POLSKI HARDCORE - GŁOSY ODRĘBNE
POLSKI HARDCORE - GŁOSY ODRĘBNE
AREK MARCZYŃSKI
Wszyscy wiedzą, że bardziej zajmuje mnie teraźniejszość i przyszłość, a grzebanie w przeszłości zdecydowanie mniej. Wszystko miało swój czas i miejsce i powinno zostać takim jakie było faktycznie, bo reinterpretacje przeszłości to domena polityków takich jak nasz rząd. Gdy autor książki poprosił mnie o wypowiedź stwierdziłem, że dlaczego nie, bo najlepiej jak historia początków sceny hc w Polsce opowiedziana zostanie przez bezpośrednich uczestników tejże. Autor był sympatyczny i nie ingerował w opowieść. Niestety to co ukazało się drukiem zostało pozbawione jakości. Nie tylko tej historycznej (brak redakcji spowodował przekręcanie nazwisk, nazw, chronologii) ale jak alarmują niektórzy koledzy części faktograficznej. To smutne, bo czas mija i jakby mniej nas, tych co tę historię opowiedzieć mogą. Ja nie wiem czy taki dobór wykonawców jaki miał miejsce w części pierwszej jest właściwy. Jest tam sporo wykonawców, których wyparłem z pamięci, bo nie wydawali się być istotnymi dla historii. Fakt, że w którymś momencie zacząłem żyć bardziej tym co się działo w Waszyngtonie czy Amsterdamie, ale był to wybór świadomy. Tam działo się lepiej i więcej. Mogę jedynie mieć nadzieję, że wydawnictwo i autor wyciągną wnioski z burzy, jaka miała i wciąż ma miejsce wokół ich publikacji.
Arek Marczyński
21.10.2021
KRZYSZTOF MIKOŁAJCZYK
Pomijając oczywiste błędy merytoryczne i niczym nieuzasadniony dobór kapel, co w sumie jest wytłumaczalne, źle się to czyta z kilku powodów.
1. Brak jakiejkolwiek selekcji materiału źródłowego. Autor jakby po prostu włączył dyktafon i nagrywał, a potem wszystko spisał i zamieścił. Bez względu na to, czy to ważne, ciekawe, istotne, czy przeciwnie. Nieraz zdarza się, że osoby z tej samej kapeli mówią o tym samym to samo. Po co? Potem robi się 700 stron.
2. Niepotrzebnie aż tak obszernie potraktowano tło "społeczno-historyczne". To tylko hardcore, więc wyprowadzanie wstępu od epoki kamienia łupanego mija się z celem. Poza tym ten socjologiczny sztafaż, niestety wypada dosyć blado zwłaszcza przy takich pozycjach jak "Dzika rzecz" Księżyka.

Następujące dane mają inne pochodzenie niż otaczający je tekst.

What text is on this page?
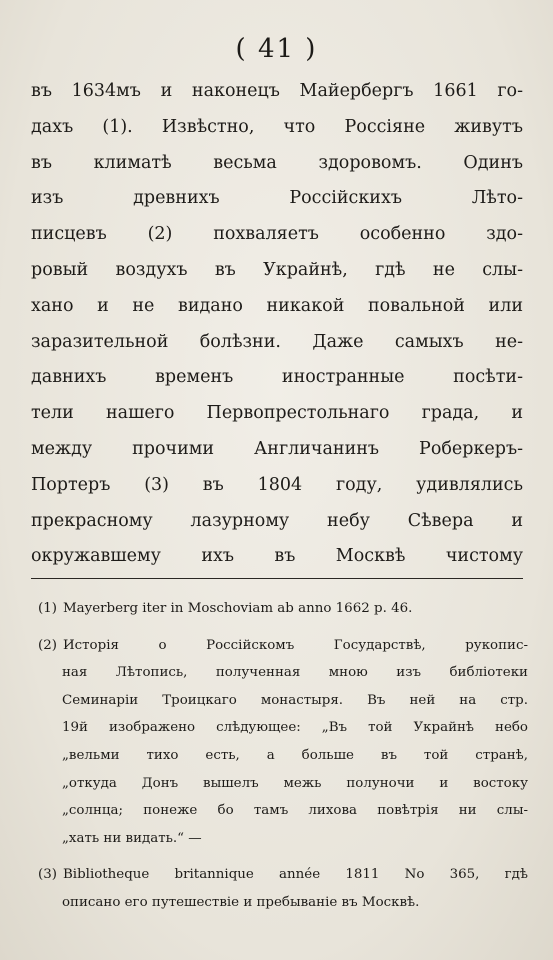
( 41 )
въ 1634мъ и наконецъ Майербергъ 1661 го-
дахъ (1). Извѣстно, что Россіяне живутъ
въ климатѣ весьма здоровомъ. Одинъ
изъ древнихъ Россійскихъ Лѣто-
писцевъ (2) похваляетъ особенно здо-
ровый воздухъ въ Украйнѣ, гдѣ не слы-
хано и не видано никакой повальной или
заразительной болѣзни. Даже самыхъ не-
давнихъ временъ иностранные посѣти-
тели нашего Первопрестольнаго града, и
между прочими Англичанинъ Роберкеръ-
Портеръ (3) въ 1804 году, удивлялись
прекрасному лазурному небу Сѣвера и
окружавшему ихъ въ Москвѣ чистому
(1) Mayerberg iter in Moschoviam ab anno 1662 p. 46.
(2) Исторія о Россійскомъ Государствѣ, рукопис-
ная Лѣтопись, полученная мною изъ библіотеки
Семинаріи Троицкаго монастыря. Въ ней на стр.
19й изображено слѣдующее: „Въ той Украйнѣ небо
„вельми тихо есть, а больше въ той странѣ,
„откуда Донъ вышелъ межь полуночи и востоку
„солнца; понеже бо тамъ лихова повѣтрія ни слы-
„хать ни видать.“ —
(3) Bibliotheque britannique année 1811 No 365, гдѣ
описано его путешествіе и пребываніе въ Москвѣ.
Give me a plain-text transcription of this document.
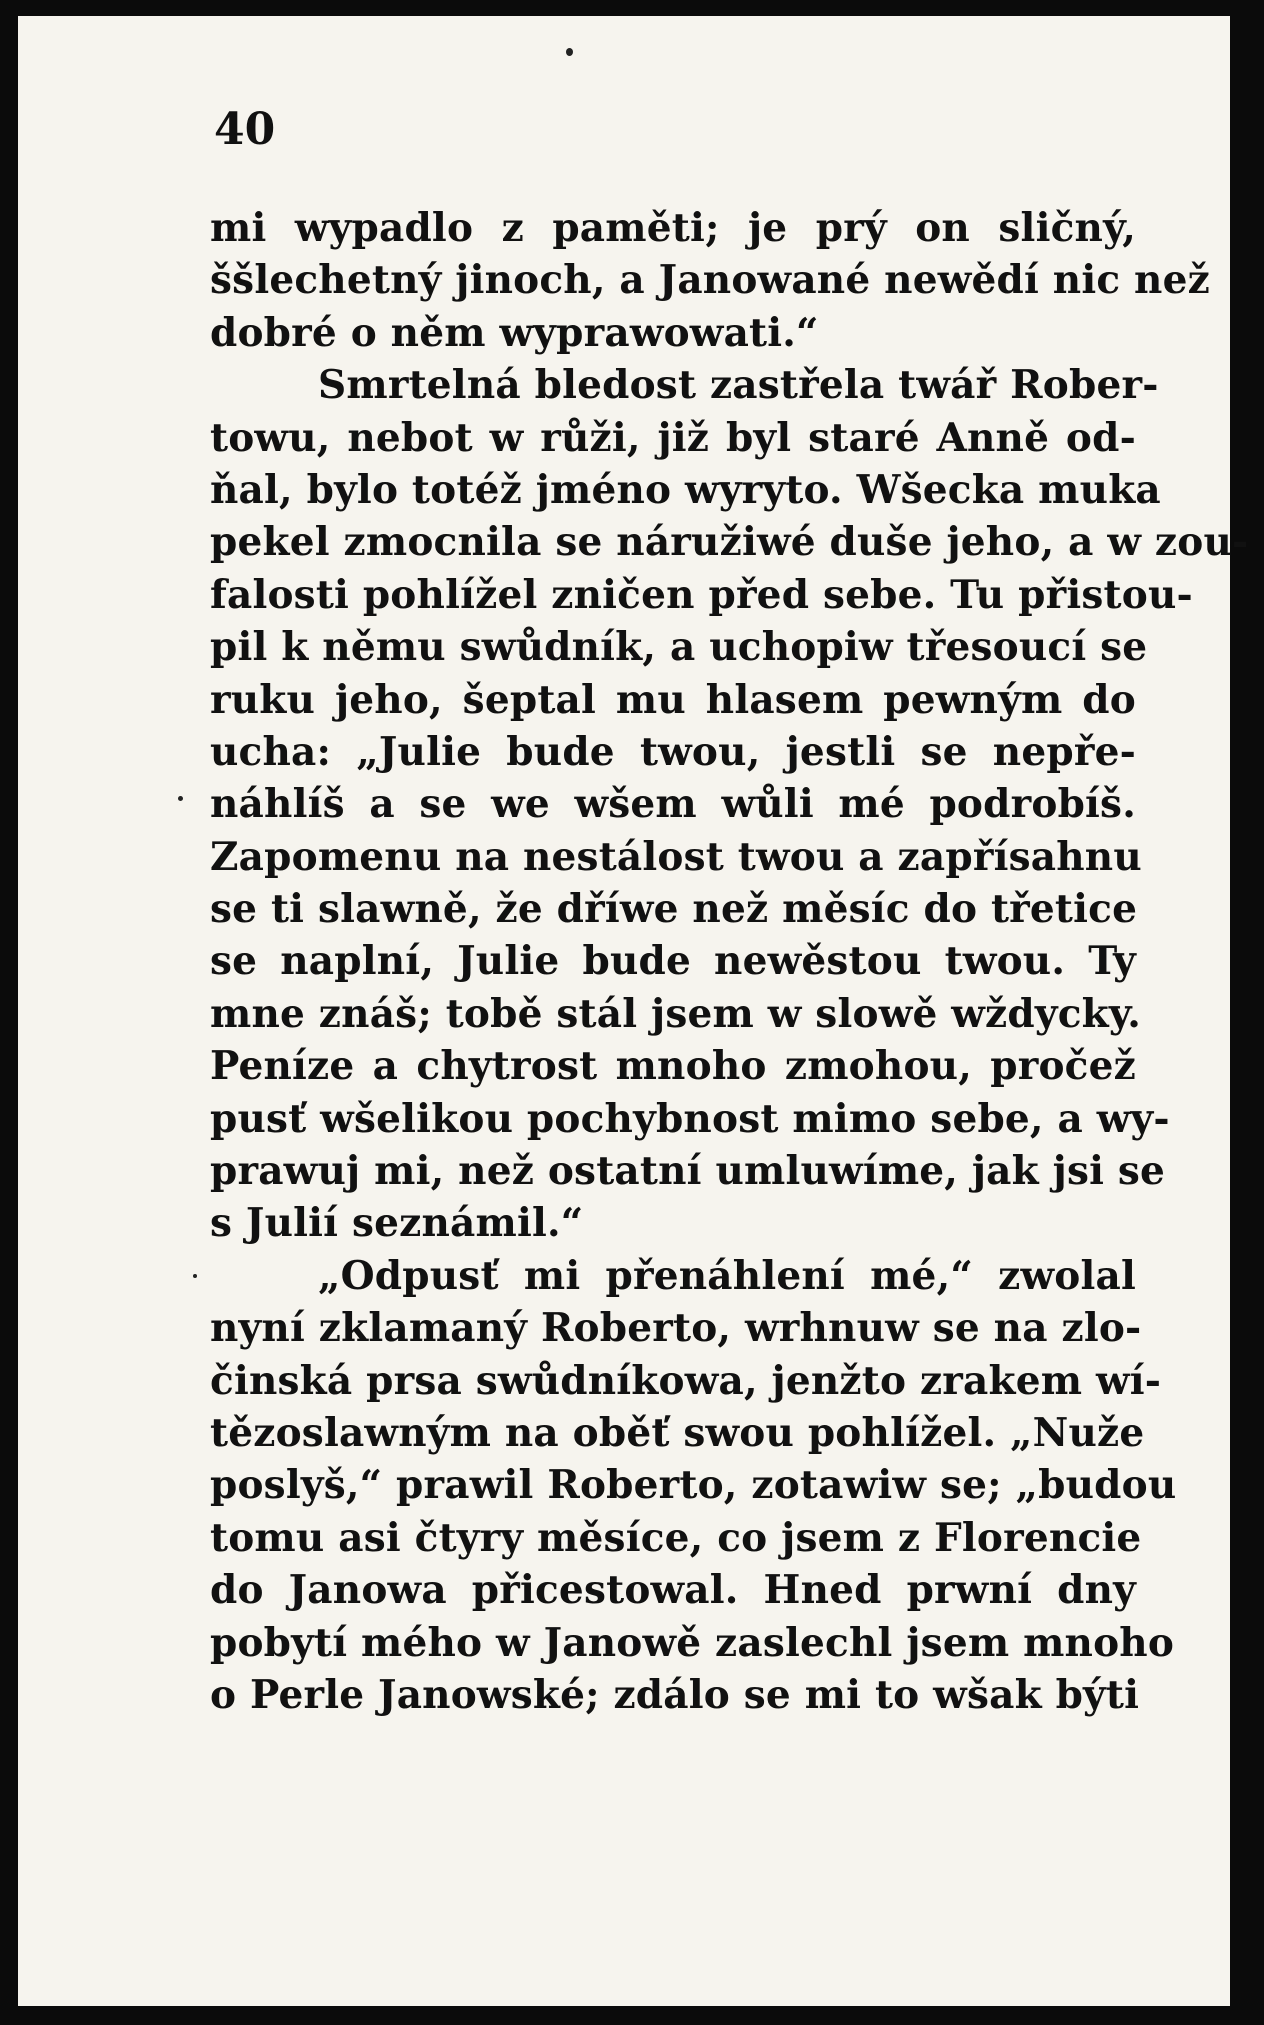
40
mi wypadlo z paměti; je prý on sličný,
ššlechetný jinoch, a Janowané newědí nic než
dobré o něm wyprawowati.“
Smrtelná bledost zastřela twář Rober-
towu, nebot w růži, již byl staré Anně od-
ňal, bylo totéž jméno wyryto. Wšecka muka
pekel zmocnila se náružiwé duše jeho, a w zou-
falosti pohlížel zničen před sebe. Tu přistou-
pil k němu swůdník, a uchopiw třesoucí se
ruku jeho, šeptal mu hlasem pewným do
ucha: „Julie bude twou, jestli se nepře-
náhlíš a se we wšem wůli mé podrobíš.
Zapomenu na nestálost twou a zapřísahnu
se ti slawně, že dříwe než měsíc do třetice
se naplní, Julie bude newěstou twou. Ty
mne znáš; tobě stál jsem w slowě wždycky.
Peníze a chytrost mnoho zmohou, pročež
pusť wšelikou pochybnost mimo sebe, a wy-
prawuj mi, než ostatní umluwíme, jak jsi se
s Julií seznámil.“
„Odpusť mi přenáhlení mé,“ zwolal
nyní zklamaný Roberto, wrhnuw se na zlo-
činská prsa swůdníkowa, jenžto zrakem wí-
tězoslawným na oběť swou pohlížel. „Nuže
poslyš,“ prawil Roberto, zotawiw se; „budou
tomu asi čtyry měsíce, co jsem z Florencie
do Janowa přicestowal. Hned prwní dny
pobytí mého w Janowě zaslechl jsem mnoho
o Perle Janowské; zdálo se mi to wšak býti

Lepiej było go okroić do minimum i skoncentrować się na "hardkorze". Nie byłoby wtedy może tego wrażenia, że obcuje się z pseudonaukową cegłą.
3. Mocno irytujący i niczym nieuzasadniony protekcjonalny ton przebijający często z komentarzy autora.

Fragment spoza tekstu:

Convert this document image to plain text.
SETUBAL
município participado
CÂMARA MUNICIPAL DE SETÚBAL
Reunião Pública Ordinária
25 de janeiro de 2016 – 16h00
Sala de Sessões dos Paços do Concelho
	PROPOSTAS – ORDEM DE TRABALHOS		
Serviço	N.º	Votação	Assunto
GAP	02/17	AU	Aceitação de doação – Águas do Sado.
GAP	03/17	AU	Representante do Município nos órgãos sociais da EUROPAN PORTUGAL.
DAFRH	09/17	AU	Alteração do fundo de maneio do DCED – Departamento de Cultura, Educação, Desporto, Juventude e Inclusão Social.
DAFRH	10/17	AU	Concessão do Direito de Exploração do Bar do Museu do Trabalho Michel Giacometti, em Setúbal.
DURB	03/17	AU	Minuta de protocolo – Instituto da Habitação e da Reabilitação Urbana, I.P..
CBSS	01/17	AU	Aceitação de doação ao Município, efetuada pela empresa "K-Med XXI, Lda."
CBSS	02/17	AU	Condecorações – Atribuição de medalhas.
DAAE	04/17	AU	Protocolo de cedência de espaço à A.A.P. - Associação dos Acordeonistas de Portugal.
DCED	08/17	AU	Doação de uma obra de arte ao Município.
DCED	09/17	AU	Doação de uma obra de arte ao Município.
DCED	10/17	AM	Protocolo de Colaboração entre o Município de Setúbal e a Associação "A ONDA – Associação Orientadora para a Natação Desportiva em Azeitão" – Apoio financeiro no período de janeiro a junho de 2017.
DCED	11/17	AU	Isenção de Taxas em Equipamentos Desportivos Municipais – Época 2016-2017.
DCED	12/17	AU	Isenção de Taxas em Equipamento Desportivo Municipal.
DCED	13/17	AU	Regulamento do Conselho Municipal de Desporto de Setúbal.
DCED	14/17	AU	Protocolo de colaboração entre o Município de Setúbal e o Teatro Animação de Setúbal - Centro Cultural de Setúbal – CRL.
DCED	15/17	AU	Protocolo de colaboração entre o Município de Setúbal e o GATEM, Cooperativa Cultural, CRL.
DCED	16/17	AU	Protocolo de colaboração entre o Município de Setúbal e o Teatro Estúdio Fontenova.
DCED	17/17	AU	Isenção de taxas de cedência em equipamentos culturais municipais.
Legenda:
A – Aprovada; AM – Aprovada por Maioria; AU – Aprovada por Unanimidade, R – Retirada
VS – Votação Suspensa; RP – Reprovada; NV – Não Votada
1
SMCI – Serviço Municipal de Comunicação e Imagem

4. Wreszcie język, niestety ale błędów językowych, interpunkcyjnych, ortograficznych jest zatrzęsienie. Dla polonisty to prawdziwy horror. Być może to w dużej mierze zarzut do wydawnictwa. Po prostu brak jakiejkolwiek redakcji, korekty sprawiają wrażenie skrajnej niechlujności. Szkoda bo w dużej mierze zmarnowane zostały potencjał zagadnienia, wiele fajnych materiałów i wreszcie niewątpliwy wysiłek i ogrom pracy autora.
Krzysztof Mikołajczyk
20.01.2022
KRZYSZTOF LACH
Dość szybko i niespodziewanie ukazała się na polskim rynku książka „Polski Hardcore” autorstwa Filipa Bogaczyka. Szacunek dla autora za poświęcenie i zaangażowanie skoro nikt inny tego się nie podjął.

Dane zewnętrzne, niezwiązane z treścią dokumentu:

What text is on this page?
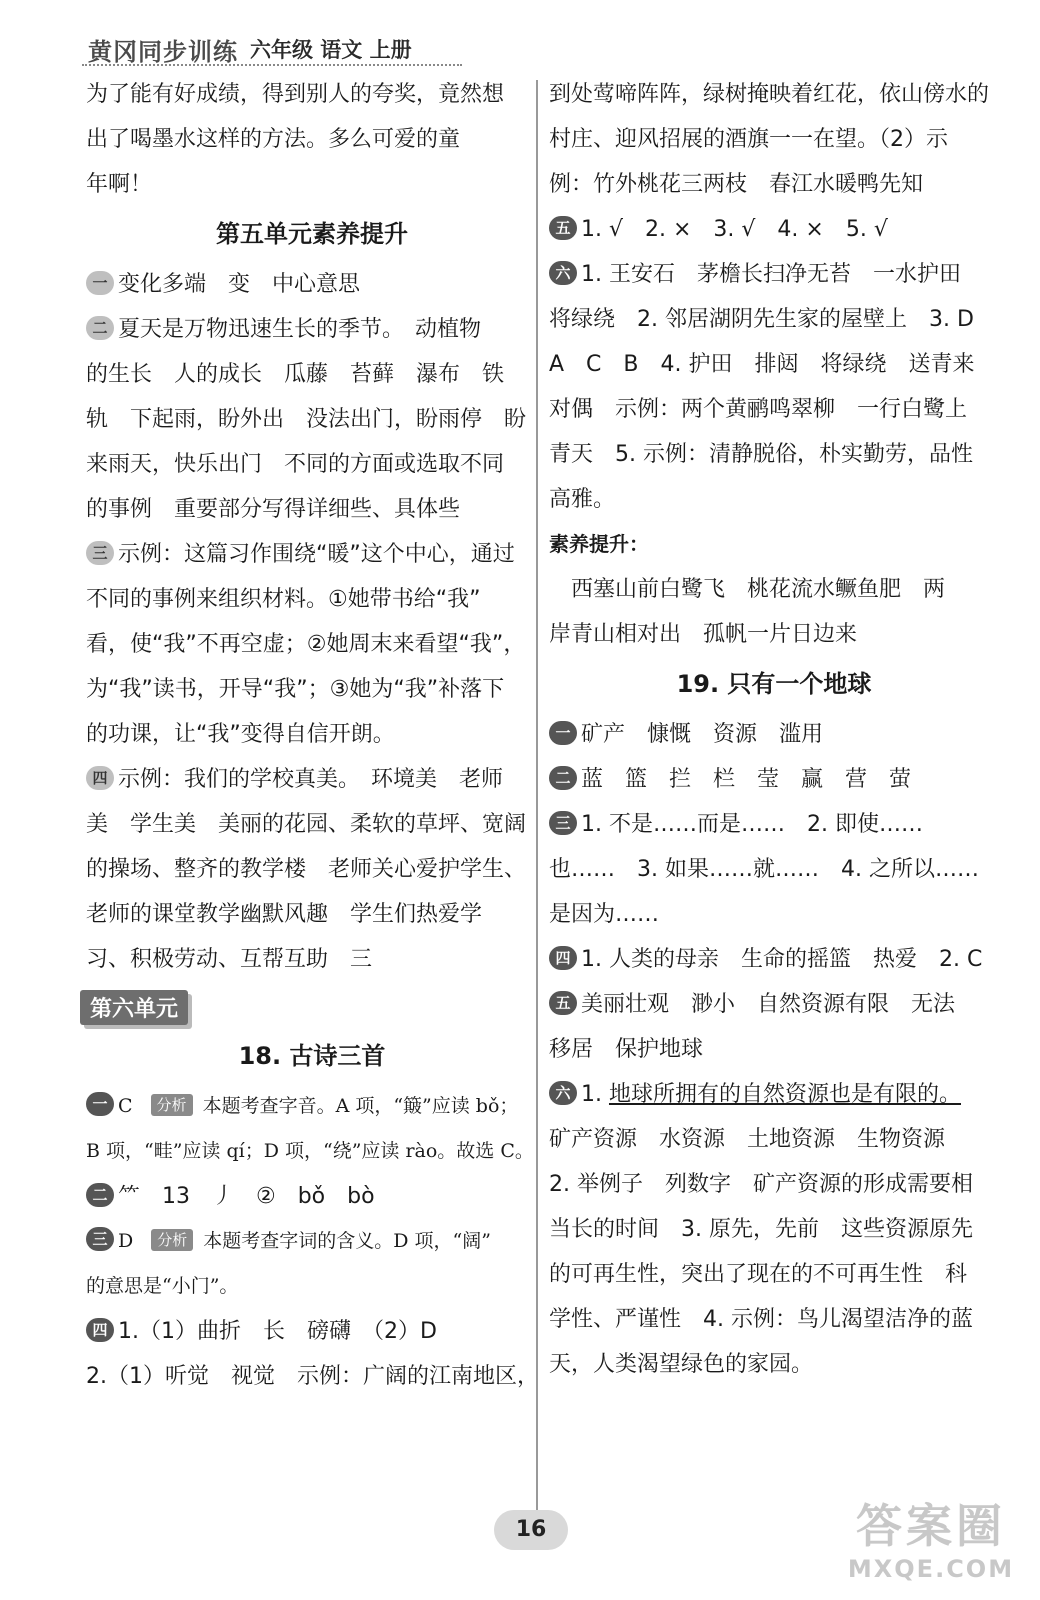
黄冈同步训练 六年级 语文 上册
为了能有好成绩，得到别人的夸奖，竟然想
出了喝墨水这样的方法。多么可爱的童
年啊！
第五单元素养提升
一 变化多端　变　中心意思
二 夏天是万物迅速生长的季节。　动植物
的生长　人的成长　瓜藤　苔藓　瀑布　铁
轨　下起雨，盼外出　没法出门，盼雨停　盼
来雨天，快乐出门　不同的方面或选取不同
的事例　重要部分写得详细些、具体些
三 示例：这篇习作围绕“暖”这个中心，通过
不同的事例来组织材料。①她带书给“我”
看，使“我”不再空虚；②她周末来看望“我”，
为“我”读书，开导“我”；③她为“我”补落下
的功课，让“我”变得自信开朗。
四 示例：我们的学校真美。　环境美　老师
美　学生美　美丽的花园、柔软的草坪、宽阔
的操场、整齐的教学楼　老师关心爱护学生、
老师的课堂教学幽默风趣　学生们热爱学
习、积极劳动、互帮互助　三
第六单元
18. 古诗三首
一 C 分析 本题考查字音。A 项，“簸”应读 bǒ；
B 项，“畦”应读 qí；D 项，“绕”应读 rào。故选 C。
二 ⺮　13　丿　②　bǒ　bò
三 D 分析 本题考查字词的含义。D 项，“阔”
的意思是“小门”。
四 1.（1）曲折　长　磅礴　（2）D
2.（1）听觉　视觉　示例：广阔的江南地区，
到处莺啼阵阵，绿树掩映着红花，依山傍水的
村庄、迎风招展的酒旗一一在望。（2）示
例：竹外桃花三两枝　春江水暖鸭先知
五 1. √　2. ×　3. √　4. ×　5. √
六 1. 王安石　茅檐长扫净无苔　一水护田
将绿绕　2. 邻居湖阴先生家的屋壁上　3. D
A　C　B　4. 护田　排闼　将绿绕　送青来
对偶　示例：两个黄鹂鸣翠柳　一行白鹭上
青天　5. 示例：清静脱俗，朴实勤劳，品性
高雅。
素养提升：
　西塞山前白鹭飞　桃花流水鳜鱼肥　两
岸青山相对出　孤帆一片日边来
19. 只有一个地球
一 矿产　慷慨　资源　滥用
二 蓝　篮　拦　栏　莹　赢　营　萤
三 1. 不是……而是……　2. 即使……
也……　3. 如果……就……　4. 之所以……
是因为……
四 1. 人类的母亲　生命的摇篮　热爱　2. C
五 美丽壮观　渺小　自然资源有限　无法
移居　保护地球
六 1. 地球所拥有的自然资源也是有限的。
矿产资源　水资源　土地资源　生物资源
2. 举例子　列数字　矿产资源的形成需要相
当长的时间　3. 原先，先前　这些资源原先
的可再生性，突出了现在的不可再生性　科
学性、严谨性　4. 示例：鸟儿渴望洁净的蓝
天，人类渴望绿色的家园。
16	答案圈
MXQE.COM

Filip dość sprawnie posługuje się językiem polskim i ma dar pisania.Niestety ilość stron nie przekłada się na jakość. W wielu miejscach wychodzi na jaw, że autor nie za wiele miał wspólnego ze sceną punkową w przeszłości co niby miało działać na korzyć tej książki. Niestety już we wstępie znajduję takie perełki jak:„Black Flag skręciło w stronę metalu”.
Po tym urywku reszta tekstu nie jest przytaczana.